I believe in openly and regularly expressing one’s views – and subsequently changing them in light of new information and insights. As the philosopher Charles Sanders Pierce wrote:
“The rationality of the scientific method does not depend on the certainty of its conclusions, but on its self-corrective character: by continued application of the method science can detect and correct its own mistakes, and thus eventually lead us to the discovery of truth”.
Being scientific in one’s worldview lies not in always “using the facts”, but rather in how one approaches the truth. To be scientific is to constantly test one’s currently held ideas, to seek out evidence that would disqualify rather than reaffirm those beliefs, and to wholeheartedly embrace evidence that contradicts those currently held beliefs. It is said that John Maynard Keynes, when accused of changing his opinion on an economic issue by a political opponent, responded as follows: “When the facts change, I change my mind – what do you do, sir?”
But to have this stance becomes increasingly difficult the more fond of my own ideas I am. This is why I try to maintain a “healthy distance” from the ideas I hold. Take the CEO of a company for example. The CEO shouldn’t get too close to his workers because he may one day have to fire some of them. If a day comes where he is forced to lay off a number of employees, then it’s better that he has maintained a professional relationship with them so as to properly assess whom to let go. I am the CEO of a company whose main purpose is truth. My workers are various ideas of the nature of reality and so I must not allow myself to attach myself to any one of them.

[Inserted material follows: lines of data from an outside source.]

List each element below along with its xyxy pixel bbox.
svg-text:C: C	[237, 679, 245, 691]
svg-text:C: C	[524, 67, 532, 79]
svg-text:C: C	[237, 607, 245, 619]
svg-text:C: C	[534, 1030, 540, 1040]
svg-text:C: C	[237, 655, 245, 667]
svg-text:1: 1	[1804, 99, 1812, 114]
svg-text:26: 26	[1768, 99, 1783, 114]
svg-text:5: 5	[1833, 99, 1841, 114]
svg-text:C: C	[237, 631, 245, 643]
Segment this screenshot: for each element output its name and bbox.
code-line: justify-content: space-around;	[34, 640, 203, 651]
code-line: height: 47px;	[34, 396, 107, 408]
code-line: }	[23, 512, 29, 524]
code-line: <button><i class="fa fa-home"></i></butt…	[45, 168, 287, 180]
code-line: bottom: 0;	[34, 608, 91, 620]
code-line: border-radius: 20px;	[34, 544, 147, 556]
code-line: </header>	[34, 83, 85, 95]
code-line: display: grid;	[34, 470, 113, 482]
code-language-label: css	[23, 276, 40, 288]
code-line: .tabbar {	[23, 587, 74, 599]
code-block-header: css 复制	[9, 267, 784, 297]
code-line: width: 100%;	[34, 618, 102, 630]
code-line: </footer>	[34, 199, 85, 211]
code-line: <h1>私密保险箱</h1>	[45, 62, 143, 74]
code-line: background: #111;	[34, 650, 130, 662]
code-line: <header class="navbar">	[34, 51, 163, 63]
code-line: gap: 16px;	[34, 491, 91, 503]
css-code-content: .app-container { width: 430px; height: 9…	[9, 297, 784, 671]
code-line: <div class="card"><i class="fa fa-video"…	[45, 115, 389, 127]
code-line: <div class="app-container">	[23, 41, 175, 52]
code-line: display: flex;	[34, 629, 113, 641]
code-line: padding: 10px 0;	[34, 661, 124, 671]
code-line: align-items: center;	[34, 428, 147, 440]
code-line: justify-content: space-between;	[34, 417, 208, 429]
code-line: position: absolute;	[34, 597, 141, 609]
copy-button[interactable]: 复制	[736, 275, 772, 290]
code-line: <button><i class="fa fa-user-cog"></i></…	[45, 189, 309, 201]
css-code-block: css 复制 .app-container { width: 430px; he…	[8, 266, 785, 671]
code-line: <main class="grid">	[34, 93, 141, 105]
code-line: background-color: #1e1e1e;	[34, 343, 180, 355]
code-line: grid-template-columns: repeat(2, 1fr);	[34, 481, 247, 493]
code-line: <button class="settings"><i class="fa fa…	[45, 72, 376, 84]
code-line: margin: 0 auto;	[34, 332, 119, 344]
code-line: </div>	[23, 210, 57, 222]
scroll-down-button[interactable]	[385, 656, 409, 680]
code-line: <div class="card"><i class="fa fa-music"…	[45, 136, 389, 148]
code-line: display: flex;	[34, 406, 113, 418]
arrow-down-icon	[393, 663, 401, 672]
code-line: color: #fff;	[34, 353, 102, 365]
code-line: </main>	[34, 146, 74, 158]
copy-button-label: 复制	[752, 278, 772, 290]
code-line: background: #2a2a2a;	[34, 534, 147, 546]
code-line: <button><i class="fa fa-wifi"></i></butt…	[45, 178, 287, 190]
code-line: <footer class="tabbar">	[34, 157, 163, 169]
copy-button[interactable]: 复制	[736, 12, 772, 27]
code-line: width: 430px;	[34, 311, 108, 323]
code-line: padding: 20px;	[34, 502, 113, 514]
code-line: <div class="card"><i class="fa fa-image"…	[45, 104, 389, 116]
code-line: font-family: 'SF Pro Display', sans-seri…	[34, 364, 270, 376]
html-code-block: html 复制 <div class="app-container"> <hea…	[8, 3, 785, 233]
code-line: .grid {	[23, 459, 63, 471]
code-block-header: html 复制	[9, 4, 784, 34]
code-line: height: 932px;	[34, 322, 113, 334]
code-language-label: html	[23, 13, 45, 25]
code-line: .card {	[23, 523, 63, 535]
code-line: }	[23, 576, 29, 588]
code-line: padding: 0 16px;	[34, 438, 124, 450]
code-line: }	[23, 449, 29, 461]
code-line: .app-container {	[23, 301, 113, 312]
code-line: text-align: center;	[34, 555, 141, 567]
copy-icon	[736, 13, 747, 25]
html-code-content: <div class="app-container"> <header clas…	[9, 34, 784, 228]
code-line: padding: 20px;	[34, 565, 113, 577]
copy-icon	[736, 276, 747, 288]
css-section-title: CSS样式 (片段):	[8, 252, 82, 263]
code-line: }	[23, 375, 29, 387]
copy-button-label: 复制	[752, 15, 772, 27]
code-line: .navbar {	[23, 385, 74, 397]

This detachment is certainly not easier if you choose to label yourself as a “leftist”, “pro-market”, “green” or “conservative”. I am not claiming that people’s beliefs can’t be categorised but I am questioning the usefulness of doing so. However, I do believe that it is wise to avoid identifying too much with a certain dogma. We, humans, tend to want to conform to the beliefs held by the group to which we belong. That’s how “group-think” is borne. I believe many of the greatest mistakes in human history can be attributed to such dynamics. I recognise that I am most likely not different from the majority of humanity. I too will tend to conform to the ideas and beliefs of whatever group I belong to. Therefore I will avoid all types of ideological ear-markings as long as I possibly can. The man blinded by his love for hammers will see nails everywhere.
To summarise it all. The quest for truth requires us to stay humble to the possibility of us being wrong. There can always be new information out there that would alter our beliefs. But to stay objective and receptive to this new information is difficult. We have biases that make us attached to our current beliefs and many of them are unavoidable. However, the biases arising from belonging to, and self-identifying as part of, a certain ideological group is avoidable. If information is a lethal attack on the group (ideology) to which you subscribe, and the membership of that group (ideology) is part of your identity, then your judgement of this information will be clouded. The very process of labelling myself as being either “X” or “Y” is part of the identity formation which, eventually, could lead to this clouding of judgement that I speak of. So even though other people may categorise me as “X” or “Y”, I will avoid doing so myself because I believe that this will make “X” or “Y” part of my identity. Anything that is part of my identity becomes difficult to renounce in light of new evidence.